All Products
Search
Document Center

Custom analyzers

Last Updated: Sep 09, 2021

Overview

Analysis is a basic but important feature of search engines. Analysis results directly affect search effects. The meaning of a phrase varies with different business scenarios and contexts. Therefore, the expected analysis results change based on diversified business scenarios. In addition to basic analyzers that apply to all industries, OpenSearch provides industry-specific analyzers, such as the analyzer for text from the E-commerce industry. To meet diversified business requirements, OpenSearch allows you to create a custom analyzer by using a built-in analyzer and intervention entries. You can select analyzers when you configure index fields for an application. This way, OpenSearch can adjust the process of analysis during indexing and searches to ensure that search results meet your expectations.

Intervention entries

You can use secondary analysis to manage and intervene the entries.

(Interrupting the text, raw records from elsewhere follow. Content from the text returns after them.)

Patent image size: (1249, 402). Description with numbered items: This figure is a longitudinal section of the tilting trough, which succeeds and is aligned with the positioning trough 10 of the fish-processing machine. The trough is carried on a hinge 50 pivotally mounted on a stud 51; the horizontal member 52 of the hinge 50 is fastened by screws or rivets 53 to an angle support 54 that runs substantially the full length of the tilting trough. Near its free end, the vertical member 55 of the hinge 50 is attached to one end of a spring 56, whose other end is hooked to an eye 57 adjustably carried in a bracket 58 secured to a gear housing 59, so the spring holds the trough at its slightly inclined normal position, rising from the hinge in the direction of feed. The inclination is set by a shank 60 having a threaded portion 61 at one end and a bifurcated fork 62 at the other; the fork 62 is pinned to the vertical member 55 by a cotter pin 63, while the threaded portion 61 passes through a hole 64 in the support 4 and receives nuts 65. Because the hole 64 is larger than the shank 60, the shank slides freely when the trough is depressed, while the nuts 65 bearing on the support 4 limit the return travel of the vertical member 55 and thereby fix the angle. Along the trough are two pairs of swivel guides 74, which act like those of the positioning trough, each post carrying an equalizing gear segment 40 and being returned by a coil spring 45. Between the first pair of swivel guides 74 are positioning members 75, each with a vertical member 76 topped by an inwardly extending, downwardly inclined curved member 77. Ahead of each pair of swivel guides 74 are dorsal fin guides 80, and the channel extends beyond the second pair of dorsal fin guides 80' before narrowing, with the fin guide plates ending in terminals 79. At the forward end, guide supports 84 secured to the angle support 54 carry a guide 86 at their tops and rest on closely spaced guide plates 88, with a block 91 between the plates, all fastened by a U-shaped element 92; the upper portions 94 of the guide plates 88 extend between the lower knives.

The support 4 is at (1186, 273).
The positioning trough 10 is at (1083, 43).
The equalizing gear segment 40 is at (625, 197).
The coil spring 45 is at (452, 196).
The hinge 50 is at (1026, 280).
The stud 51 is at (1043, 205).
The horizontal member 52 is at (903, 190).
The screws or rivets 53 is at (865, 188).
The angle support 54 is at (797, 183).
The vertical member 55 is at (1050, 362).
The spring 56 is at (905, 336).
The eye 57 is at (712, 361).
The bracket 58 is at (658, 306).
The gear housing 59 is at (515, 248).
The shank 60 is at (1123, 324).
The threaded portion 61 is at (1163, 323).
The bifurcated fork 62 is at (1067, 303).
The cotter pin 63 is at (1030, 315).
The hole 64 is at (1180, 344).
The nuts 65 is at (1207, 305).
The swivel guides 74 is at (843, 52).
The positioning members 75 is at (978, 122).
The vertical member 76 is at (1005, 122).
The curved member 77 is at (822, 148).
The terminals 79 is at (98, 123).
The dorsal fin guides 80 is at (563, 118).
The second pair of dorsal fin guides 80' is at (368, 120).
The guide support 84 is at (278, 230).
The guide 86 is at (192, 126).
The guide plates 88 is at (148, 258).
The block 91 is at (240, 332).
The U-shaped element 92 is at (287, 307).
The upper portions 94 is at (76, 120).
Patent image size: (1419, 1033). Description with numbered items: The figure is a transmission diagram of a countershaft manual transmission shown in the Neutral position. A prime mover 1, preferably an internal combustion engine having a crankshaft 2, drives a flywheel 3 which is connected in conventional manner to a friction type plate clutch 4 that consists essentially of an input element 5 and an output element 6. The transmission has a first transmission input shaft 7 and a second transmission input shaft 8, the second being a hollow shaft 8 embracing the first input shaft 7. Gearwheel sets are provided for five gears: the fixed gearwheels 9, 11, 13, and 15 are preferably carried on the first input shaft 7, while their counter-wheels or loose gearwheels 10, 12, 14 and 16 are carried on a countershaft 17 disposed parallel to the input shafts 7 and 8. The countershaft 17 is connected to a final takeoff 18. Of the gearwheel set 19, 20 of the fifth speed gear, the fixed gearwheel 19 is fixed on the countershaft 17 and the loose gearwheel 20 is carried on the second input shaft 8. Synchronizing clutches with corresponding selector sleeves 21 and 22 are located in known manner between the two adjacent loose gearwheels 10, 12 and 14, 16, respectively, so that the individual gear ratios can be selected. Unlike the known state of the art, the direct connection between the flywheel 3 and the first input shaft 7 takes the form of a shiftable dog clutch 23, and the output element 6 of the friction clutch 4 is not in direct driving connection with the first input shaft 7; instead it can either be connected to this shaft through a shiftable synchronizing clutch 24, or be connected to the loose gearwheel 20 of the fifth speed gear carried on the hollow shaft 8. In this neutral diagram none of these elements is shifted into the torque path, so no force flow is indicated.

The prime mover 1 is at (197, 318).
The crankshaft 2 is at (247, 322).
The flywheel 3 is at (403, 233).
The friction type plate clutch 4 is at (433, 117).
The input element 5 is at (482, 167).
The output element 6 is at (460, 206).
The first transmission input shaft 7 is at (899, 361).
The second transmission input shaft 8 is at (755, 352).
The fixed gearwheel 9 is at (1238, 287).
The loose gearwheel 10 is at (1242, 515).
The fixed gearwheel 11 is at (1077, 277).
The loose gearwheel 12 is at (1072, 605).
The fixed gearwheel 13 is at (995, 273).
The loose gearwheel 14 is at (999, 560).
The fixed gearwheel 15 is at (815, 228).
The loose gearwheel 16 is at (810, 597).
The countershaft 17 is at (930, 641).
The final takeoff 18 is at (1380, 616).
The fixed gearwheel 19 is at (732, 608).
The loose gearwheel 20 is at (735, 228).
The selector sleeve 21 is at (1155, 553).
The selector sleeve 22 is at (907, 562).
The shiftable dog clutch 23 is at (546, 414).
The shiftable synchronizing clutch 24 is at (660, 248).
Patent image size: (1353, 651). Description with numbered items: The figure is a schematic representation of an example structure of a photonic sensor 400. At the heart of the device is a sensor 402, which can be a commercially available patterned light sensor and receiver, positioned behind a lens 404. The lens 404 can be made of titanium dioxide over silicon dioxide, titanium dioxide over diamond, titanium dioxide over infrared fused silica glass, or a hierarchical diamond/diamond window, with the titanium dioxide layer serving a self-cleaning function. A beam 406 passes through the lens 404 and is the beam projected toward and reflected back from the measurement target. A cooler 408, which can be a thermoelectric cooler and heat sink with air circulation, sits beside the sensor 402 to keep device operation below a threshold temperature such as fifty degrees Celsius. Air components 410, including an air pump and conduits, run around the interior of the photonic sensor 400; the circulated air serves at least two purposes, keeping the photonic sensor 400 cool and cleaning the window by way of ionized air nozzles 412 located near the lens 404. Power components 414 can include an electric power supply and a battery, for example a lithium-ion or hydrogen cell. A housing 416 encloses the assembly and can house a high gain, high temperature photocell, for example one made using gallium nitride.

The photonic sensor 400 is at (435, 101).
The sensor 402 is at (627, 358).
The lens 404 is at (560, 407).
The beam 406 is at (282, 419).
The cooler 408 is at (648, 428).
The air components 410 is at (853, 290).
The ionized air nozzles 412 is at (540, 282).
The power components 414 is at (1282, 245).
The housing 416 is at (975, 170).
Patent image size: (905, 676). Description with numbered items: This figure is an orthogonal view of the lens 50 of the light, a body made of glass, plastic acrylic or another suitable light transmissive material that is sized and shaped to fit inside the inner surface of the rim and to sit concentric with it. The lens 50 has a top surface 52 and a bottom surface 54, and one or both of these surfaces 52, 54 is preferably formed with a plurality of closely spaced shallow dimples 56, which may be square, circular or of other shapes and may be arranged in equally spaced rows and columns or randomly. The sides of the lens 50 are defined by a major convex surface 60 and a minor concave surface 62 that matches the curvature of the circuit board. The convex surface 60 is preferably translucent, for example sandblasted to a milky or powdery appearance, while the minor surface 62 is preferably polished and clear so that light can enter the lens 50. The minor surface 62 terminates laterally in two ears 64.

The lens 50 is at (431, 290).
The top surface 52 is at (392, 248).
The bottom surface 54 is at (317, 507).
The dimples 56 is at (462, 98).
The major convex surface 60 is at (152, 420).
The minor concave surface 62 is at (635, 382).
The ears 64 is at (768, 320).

If you enable secondary analysis, the custom analysis results will be again. If you disable secondary analysis, the custom analysis results are retained.

The following example shows the entry "开放搜索" and the analyzer is Chinese general analyzer.
If you enable secondary analysis, the results are
1
If you disabled secondary analysis, the results are
2

  • Usage notes

  • You can create up to 20 custom analyzers by using the new OpenSearch console.

  • A custom analyzer can contain up to 1,000 intervention entries.

  • The key of each entry cannot exceed 10 characters in length and the value of each entry cannot exceed 32 characters in length. Each character can be a Chinese character or a letter.

  • The key and value of an entry cannot contain uppercase letters, full-width characters (\uff01 - \uff5e), and Chinese punctuation marks.

  • The key and value of an intervention entry for semantic-based analysis must be the same after spaces in the value are deleted. Sample entries:

    不正确的词条 => 错误 的 词条
    正确的词条 => 正确 的 词条

    The first entry is invalid because the key is not the same as the value after spaces are deleted.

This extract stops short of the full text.